Author Topic: algorithm to find best matches of values from bags of parts? (Read 3848 times)

linux-works · « **on:** June 24, 2018, 04:39:43 pm »

I bet there are already-solved ways to do this.

suppose you have a bag of 1k resistors and you want to find clusters of them that are closely matched. its not as important that all in the bag are exactly 1k, but I'd like to find 5 or 10 that are very close to each other, and I can use them as a matched set.

assuming I can read the value to enough digits to be able to sort them, what's a good way to do this?

I was first thinking that I would have a DMM with scpi read values as I put each resistor (or whatever the thing being matched) into the test jig, press the test button and get a value. maybe I have a sequence number for each part and the computer stores the index and value, for each of the parts I read in. I have 50 or 100 cups and after each part is tested, I put it in its numbered cup and proceed until I run thru the whole bag (or enough to be a 'batch').

then I run some sort alg and find clusters of things close together. that's where I'm asking for help. is there a standard/good way to do that? something that compute efficient.

for a 1k target, I may tell the alg that its ok to extend out plus/minus 0.1k, and then have it find clusters of values that are close together.

I'm not a math person, nor a physics person, and I suspect there are some clever ways to find clusters in a space of values?

Kleinstein · « **Reply #1 on:** June 24, 2018, 05:14:12 pm »

The obvious way is to first sort the table by values (no need to use a very efficient sorting algorithm, for 100 numbers the simple bubble-sort is good enough).

The second step is than to look for the smallest difference over the number of devices needed. So if you need 3 matched resistors check the difference of R(N) and R(N+2) for all N.

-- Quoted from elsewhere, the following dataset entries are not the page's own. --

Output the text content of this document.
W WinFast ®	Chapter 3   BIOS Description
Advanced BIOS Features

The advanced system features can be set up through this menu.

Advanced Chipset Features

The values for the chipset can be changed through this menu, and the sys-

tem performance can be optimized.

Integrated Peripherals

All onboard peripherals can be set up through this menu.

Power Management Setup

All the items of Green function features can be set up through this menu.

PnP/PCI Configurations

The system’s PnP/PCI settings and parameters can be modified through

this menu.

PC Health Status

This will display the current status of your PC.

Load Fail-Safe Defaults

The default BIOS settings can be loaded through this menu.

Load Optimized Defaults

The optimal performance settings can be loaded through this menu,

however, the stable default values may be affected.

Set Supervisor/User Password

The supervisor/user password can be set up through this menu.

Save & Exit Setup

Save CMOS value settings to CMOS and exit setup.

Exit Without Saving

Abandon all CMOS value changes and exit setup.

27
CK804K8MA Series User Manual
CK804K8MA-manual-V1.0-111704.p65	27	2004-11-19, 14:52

As the computation is fast compared to the measurement and changing parts. So one could do the calculation right after each sample measured. So one could stop measuring more parts if a sufficient good match is found.
If computation is critical (slow computer like an antique Commodore PET - at least has GPIB build in) one can also add the new data to a sorted list.

apblog · « **Reply #2 on:** June 24, 2018, 07:58:00 pm »

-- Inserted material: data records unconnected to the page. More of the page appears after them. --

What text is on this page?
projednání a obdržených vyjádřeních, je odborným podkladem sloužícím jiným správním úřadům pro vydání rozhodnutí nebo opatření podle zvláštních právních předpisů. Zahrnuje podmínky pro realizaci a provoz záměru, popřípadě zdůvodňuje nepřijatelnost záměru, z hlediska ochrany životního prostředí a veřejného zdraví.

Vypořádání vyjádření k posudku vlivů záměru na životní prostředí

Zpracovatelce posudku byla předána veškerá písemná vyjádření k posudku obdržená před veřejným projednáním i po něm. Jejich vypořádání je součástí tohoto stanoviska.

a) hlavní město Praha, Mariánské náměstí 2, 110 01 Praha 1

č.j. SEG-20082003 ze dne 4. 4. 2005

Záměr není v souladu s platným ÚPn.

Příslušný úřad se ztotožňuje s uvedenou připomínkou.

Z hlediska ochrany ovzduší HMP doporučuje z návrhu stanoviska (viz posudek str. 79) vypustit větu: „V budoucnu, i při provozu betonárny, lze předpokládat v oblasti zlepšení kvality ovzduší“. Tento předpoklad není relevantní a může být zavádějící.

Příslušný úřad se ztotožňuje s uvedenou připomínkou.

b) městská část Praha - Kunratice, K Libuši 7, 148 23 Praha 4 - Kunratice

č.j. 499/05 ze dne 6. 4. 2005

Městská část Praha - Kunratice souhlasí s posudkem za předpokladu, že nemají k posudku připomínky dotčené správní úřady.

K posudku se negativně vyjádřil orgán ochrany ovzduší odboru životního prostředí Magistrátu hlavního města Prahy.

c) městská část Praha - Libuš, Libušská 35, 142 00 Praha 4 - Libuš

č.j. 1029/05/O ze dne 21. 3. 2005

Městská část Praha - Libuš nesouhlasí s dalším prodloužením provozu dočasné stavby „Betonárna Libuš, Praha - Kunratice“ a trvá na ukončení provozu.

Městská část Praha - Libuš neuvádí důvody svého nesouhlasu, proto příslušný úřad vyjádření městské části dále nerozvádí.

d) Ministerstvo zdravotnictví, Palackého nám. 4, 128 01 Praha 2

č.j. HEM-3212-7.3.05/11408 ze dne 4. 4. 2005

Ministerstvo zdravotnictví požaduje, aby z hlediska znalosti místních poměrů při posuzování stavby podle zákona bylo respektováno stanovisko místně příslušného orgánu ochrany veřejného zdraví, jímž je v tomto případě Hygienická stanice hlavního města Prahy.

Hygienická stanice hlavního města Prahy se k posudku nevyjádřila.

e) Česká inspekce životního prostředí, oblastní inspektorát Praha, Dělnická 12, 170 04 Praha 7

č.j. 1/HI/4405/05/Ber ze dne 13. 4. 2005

why not just sort them into physical bins as you test them? Then it becomes visually obvious where the clusters are.

Conrad Hoffman · « **Reply #3 on:** June 24, 2018, 09:19:35 pm »

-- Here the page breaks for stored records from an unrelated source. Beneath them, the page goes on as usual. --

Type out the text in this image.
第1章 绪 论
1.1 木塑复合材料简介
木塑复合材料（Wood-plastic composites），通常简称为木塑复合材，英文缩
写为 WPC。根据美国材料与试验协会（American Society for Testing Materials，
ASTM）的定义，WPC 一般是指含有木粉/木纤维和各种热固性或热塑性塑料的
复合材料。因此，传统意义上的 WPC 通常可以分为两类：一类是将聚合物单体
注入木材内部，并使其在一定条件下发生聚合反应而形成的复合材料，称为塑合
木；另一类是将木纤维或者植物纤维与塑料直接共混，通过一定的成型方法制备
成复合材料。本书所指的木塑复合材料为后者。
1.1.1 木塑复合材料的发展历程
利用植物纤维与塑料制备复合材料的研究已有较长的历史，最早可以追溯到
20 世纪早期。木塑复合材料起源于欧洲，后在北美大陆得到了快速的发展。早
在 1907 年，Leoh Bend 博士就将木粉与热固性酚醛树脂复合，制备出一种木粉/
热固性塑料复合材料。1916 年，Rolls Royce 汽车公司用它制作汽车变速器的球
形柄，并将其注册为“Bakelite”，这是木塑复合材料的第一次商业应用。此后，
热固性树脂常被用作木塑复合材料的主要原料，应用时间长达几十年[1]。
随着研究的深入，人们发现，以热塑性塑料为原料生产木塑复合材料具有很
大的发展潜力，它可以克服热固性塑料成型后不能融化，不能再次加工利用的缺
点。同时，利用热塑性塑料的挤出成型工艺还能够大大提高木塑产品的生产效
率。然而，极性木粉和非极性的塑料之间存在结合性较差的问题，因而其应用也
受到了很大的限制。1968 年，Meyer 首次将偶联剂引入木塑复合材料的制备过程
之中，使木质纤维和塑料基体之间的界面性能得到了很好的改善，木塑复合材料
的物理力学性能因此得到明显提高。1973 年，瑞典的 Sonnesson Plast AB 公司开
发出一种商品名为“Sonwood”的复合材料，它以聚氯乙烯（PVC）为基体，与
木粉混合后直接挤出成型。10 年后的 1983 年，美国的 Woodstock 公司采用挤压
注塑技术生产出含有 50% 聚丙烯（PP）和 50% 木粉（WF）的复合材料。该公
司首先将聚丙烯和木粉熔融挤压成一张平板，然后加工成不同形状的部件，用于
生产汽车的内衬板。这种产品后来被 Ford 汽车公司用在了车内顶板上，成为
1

The crude way I do this is to get a piece of corrugated cardboard and set it edge up. I write some values down the face at some reasonable spacing. Then I measure the parts and stick them in the holes on the edge of the cardboard, matching the markings. The groups of close values stand out easily for further investigation.

linux-works · « **Reply #4 on:** June 24, 2018, 09:35:26 pm »

thanks for the ideas, guys.

the eye can spot clusters; how can I get the computer to 'see' them? I want to automate this as much as possible.

I'm now thinking it could be something dynamic, sort of a rebalancing approach. start out with everyone (sample of 1) in the same bucket. add next item, those 2 are 'close' since they are just 2 points. as you add more ports, at some point that single bucket is worth dividing; split it, somehow (from 1 into 2 parts, or more than 2 parts?) and then keep running that same kind of alg.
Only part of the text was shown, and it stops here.